•The Consumer Price Index measures the average change in prices over time with respect to goods and services
•A closer look at the data suggests that the ordinary Mwananchi may not have much to celebrate
The Kenya National Bureau of Statistics (KNBS) monthly Consumer Price Index released on January 31 shows Kenya’s overall inflation rate stood at 5.39%.
The index measures the average change in prices over time with respect to goods and services.
This represents a consistent four month decline in Kenya’s inflation rate from a high of 6.91% in September 2021 and a marginal year-on-year decline from 5.69% recorded in January 2021.
The above notwithstanding, the overall CPI applicable to the period increased by 0.31 per cent to 118.642 from 118.274 in December 2021.
This was largely occasioned by marginal increases in food and non-alcoholic beverages and furnishings, household equipment and routine household maintenance by 1.07 and 0.69 points respectively.
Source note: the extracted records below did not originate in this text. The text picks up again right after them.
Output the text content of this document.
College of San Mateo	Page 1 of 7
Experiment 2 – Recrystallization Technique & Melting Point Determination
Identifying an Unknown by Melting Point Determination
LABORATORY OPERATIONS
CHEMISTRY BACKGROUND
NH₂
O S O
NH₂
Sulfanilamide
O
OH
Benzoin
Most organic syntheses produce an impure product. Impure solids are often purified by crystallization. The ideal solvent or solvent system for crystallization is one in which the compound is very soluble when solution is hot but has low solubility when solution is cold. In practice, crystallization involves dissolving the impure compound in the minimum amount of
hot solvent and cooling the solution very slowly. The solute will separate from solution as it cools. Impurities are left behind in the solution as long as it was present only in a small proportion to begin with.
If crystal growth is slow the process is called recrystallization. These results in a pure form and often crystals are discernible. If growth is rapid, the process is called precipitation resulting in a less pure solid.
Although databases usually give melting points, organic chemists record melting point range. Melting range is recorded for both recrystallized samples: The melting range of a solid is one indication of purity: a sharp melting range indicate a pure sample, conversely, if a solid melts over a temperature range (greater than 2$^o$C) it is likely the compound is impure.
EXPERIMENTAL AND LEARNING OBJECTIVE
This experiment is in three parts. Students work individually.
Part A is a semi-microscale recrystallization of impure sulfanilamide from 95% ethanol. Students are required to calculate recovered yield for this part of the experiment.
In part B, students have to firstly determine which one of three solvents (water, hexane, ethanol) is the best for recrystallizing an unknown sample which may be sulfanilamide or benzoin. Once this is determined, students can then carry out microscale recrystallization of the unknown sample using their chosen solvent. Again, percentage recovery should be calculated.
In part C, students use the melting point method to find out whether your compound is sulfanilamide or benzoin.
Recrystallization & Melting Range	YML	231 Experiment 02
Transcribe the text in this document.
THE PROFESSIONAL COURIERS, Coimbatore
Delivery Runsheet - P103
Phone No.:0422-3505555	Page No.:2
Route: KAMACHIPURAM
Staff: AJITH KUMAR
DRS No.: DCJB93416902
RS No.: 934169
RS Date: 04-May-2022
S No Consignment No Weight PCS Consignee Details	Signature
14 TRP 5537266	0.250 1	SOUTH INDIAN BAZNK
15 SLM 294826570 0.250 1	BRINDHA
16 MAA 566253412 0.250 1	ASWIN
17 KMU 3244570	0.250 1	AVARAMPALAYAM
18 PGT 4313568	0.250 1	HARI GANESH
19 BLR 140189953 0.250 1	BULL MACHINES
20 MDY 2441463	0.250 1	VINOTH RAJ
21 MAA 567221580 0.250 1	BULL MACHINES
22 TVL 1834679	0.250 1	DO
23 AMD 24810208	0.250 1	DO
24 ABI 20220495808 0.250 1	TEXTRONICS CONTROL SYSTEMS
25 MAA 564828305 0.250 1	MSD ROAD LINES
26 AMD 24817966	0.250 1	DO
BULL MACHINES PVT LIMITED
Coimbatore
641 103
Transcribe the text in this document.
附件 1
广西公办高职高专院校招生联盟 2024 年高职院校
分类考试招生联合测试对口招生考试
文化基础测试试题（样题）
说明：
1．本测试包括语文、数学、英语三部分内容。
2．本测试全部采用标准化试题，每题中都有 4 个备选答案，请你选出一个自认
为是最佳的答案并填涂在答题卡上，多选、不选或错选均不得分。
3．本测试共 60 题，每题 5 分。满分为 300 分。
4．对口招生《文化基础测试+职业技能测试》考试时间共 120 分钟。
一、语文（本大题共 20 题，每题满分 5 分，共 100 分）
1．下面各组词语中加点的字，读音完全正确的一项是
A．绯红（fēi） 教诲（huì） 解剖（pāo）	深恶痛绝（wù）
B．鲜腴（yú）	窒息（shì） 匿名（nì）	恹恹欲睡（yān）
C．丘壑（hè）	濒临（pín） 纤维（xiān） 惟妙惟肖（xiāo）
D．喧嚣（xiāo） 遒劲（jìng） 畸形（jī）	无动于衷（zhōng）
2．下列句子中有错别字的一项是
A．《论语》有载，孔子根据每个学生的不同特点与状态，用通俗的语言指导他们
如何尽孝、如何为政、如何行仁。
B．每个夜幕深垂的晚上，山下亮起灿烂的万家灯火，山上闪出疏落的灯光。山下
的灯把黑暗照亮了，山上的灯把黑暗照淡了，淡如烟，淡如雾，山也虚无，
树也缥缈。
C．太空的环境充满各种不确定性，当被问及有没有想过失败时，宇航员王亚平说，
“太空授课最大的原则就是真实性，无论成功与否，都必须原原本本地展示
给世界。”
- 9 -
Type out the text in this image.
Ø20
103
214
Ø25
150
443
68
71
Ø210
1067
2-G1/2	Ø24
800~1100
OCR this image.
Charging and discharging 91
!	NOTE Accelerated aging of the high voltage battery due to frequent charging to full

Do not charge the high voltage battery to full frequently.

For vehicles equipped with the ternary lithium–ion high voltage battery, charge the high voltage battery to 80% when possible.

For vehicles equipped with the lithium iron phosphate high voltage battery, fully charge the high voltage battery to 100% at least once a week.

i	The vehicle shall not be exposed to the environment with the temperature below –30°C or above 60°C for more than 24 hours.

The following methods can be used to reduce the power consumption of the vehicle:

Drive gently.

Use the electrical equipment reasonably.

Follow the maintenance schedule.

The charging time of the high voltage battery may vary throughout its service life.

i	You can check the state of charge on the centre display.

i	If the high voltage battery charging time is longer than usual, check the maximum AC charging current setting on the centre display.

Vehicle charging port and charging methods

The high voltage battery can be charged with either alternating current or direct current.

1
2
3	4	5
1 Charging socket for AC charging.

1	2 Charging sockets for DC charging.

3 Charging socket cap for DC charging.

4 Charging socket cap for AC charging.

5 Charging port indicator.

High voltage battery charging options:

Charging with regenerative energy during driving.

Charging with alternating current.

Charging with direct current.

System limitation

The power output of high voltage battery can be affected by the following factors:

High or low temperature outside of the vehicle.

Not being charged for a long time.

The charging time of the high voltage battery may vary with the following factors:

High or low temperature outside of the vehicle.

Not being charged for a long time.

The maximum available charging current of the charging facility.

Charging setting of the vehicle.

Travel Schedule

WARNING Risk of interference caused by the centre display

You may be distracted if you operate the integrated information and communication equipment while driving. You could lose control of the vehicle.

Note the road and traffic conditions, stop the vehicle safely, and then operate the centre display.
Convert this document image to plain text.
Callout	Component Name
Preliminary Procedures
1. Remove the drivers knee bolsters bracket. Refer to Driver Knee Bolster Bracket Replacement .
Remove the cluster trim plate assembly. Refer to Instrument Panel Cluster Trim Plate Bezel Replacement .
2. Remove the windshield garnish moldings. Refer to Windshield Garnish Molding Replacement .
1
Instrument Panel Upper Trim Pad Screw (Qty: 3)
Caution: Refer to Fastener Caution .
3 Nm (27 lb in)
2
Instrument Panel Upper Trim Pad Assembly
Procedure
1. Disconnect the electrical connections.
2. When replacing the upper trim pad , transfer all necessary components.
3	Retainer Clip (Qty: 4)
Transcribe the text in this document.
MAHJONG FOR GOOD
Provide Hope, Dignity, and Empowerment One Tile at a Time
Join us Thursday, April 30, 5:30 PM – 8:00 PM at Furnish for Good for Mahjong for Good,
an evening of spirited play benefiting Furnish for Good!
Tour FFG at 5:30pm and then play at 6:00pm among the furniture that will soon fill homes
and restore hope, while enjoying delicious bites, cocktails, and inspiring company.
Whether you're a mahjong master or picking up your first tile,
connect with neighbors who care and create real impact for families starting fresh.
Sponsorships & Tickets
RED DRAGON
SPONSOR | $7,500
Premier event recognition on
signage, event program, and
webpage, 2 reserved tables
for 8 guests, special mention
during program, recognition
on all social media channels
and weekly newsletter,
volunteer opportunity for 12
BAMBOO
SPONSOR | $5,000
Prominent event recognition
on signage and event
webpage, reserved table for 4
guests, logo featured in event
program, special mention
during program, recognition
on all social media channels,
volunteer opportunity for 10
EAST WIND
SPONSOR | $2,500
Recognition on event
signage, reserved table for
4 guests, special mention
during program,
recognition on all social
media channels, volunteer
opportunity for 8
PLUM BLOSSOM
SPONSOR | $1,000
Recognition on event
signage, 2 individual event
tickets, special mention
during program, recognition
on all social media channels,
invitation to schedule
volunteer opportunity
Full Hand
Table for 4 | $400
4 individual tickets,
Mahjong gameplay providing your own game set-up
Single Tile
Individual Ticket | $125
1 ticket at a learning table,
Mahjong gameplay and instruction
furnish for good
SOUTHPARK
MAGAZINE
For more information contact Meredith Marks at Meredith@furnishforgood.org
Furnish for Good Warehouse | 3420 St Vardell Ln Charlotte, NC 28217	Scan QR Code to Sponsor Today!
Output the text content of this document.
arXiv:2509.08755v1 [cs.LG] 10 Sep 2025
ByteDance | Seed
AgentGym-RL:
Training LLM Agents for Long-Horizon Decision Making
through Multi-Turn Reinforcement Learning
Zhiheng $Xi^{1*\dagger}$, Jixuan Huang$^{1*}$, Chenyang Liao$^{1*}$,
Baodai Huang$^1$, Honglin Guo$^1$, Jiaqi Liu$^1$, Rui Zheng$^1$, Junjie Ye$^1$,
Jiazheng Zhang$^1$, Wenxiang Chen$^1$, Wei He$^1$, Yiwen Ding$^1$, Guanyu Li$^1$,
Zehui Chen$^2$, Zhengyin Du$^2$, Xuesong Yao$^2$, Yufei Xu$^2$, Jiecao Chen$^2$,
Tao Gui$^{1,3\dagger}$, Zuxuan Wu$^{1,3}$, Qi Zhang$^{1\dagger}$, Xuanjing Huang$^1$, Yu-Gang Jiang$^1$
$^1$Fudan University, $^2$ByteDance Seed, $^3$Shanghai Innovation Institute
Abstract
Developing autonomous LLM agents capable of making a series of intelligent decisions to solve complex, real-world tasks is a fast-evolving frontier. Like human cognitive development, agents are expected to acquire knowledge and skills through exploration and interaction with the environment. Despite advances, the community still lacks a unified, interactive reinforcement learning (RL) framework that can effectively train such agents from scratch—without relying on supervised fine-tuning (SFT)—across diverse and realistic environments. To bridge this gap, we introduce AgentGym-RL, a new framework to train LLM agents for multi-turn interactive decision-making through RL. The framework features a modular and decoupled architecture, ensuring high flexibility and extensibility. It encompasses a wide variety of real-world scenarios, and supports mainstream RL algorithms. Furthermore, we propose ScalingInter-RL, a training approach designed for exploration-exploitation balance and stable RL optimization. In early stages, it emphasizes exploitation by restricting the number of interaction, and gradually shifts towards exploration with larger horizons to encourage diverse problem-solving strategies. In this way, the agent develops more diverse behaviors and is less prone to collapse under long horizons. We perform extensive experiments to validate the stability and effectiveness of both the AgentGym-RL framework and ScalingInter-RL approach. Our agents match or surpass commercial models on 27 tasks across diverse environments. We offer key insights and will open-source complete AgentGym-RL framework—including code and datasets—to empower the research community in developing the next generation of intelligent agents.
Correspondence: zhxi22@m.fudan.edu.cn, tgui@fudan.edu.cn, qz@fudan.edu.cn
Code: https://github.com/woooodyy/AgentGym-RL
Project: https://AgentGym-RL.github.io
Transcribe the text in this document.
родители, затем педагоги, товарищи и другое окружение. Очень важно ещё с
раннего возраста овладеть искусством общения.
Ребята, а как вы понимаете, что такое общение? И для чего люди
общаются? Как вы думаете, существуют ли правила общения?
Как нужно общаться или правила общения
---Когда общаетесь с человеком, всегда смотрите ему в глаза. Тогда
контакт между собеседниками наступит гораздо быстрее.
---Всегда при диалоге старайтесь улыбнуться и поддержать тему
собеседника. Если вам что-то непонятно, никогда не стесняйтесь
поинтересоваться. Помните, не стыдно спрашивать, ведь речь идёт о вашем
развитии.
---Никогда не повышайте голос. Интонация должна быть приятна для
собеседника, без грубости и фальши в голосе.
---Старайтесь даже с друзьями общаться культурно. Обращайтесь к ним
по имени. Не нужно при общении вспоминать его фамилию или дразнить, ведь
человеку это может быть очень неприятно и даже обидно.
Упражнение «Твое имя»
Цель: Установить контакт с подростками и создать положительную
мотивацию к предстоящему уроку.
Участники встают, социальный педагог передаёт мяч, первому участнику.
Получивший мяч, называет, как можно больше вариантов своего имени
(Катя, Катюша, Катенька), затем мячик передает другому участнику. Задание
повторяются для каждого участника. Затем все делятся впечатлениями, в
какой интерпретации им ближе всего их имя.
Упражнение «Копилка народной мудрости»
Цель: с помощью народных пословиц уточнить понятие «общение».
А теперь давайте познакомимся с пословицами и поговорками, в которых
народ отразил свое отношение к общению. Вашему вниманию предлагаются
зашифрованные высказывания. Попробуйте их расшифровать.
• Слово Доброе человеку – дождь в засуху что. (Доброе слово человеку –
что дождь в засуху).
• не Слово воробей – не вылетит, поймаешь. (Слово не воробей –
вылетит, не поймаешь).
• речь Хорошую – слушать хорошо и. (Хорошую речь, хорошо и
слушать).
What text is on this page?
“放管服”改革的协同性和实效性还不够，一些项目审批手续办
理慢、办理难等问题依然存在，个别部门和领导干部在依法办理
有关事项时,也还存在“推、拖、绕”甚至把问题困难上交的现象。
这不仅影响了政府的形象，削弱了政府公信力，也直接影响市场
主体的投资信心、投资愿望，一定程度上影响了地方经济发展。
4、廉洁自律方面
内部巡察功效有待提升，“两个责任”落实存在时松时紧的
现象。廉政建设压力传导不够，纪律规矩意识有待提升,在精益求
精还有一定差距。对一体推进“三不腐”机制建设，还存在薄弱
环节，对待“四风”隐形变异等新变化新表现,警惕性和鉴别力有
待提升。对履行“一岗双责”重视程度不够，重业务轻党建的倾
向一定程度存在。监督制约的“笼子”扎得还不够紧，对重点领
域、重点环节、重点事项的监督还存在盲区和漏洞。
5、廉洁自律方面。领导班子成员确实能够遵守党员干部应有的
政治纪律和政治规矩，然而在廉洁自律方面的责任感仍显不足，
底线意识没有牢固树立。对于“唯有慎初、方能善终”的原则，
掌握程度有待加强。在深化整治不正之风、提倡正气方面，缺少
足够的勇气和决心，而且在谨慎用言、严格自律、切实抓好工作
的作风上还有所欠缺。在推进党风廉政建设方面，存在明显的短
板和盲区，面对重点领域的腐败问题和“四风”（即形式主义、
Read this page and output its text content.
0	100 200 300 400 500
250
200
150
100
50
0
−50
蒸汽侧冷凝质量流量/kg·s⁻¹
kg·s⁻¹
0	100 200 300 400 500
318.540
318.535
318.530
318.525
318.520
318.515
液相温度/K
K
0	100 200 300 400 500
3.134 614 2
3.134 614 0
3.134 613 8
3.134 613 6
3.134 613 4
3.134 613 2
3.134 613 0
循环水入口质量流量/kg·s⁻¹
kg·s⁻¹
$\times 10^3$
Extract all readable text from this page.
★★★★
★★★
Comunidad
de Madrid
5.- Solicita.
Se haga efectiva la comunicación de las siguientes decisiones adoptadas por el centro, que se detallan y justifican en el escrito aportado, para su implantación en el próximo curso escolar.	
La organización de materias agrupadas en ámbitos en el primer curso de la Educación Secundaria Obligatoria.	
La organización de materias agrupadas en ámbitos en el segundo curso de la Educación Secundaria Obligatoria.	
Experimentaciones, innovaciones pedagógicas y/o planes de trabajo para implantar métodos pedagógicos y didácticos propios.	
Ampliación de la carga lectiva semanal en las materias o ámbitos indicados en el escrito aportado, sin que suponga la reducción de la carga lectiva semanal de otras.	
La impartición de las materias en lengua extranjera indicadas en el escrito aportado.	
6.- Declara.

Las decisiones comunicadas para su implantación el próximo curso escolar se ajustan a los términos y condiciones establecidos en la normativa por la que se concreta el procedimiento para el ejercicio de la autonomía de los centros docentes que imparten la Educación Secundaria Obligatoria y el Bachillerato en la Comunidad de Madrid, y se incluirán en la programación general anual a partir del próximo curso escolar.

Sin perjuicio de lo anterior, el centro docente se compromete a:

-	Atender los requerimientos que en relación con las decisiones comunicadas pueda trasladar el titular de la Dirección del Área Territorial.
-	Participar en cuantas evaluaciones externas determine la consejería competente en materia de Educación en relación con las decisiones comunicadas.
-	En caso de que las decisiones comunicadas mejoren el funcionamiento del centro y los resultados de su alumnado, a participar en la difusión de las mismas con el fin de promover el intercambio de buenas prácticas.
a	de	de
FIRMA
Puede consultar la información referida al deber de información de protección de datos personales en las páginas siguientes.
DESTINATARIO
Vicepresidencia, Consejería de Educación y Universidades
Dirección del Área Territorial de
The increases, however, were partially offset by decreases in housing, water, electricity, gas and other fuels and transport of 0.75 and 0.11, respectively.
The decline in the rate of inflation is welcome news to the Kenyan populace as it signals a strengthening economy due to increased purchasing power.
However, while the overall inflation position is positive and well within Central Bank of Kenya desired average of 3.5% and 7.5%, a closer look at the data suggests that the ordinary Mwananchi may not have much to celebrate.
This is primarily due to increases in the cost of basic food commodities such as sifted maize flour, vegetables and fruits which may disproportionately impact low to middle income households resulting in increased financial burdens. It is hoped, however, that the anticipated drop in electricity prices following President Uhuru Kenyatta’s directive with respect to the reduction in electricity tariffs will offset financial constraints arising from the increases in prices of basic food commodities.
Despite declining inflation rates in Kenya, the International Monetary Fund’s (IMF) 2022 World Economic Outlook forecasts tough times ahead for developing and emerging economies on the back of steep increases in oil and gas prices and moderate increases in food prices.
Specifically, the IMF anticipates that global oil and gas prices will increase by 12% and 58% in 2022 due to supply-demand imbalances while food prices will increase by 4.5% within the calendar year due to decreased agricultural outputs. These increases are expected to have a disproportionately negative impact on developing and emerging economies that are more vulnerable to volatile global prices, particularly in relation to imported commodities. In addition, supply chain disruptions due to emerging COVID-19 variants may further worsen the global economic position.
Given the cautionary assessment outlined in the IMF’s 2022 World Economic Outlook, it may be necessary for Kenya to closely monitor the global economic position with a view to accurately predict and mitigate any potential movements that may have a negative impact on the Kenyan economy.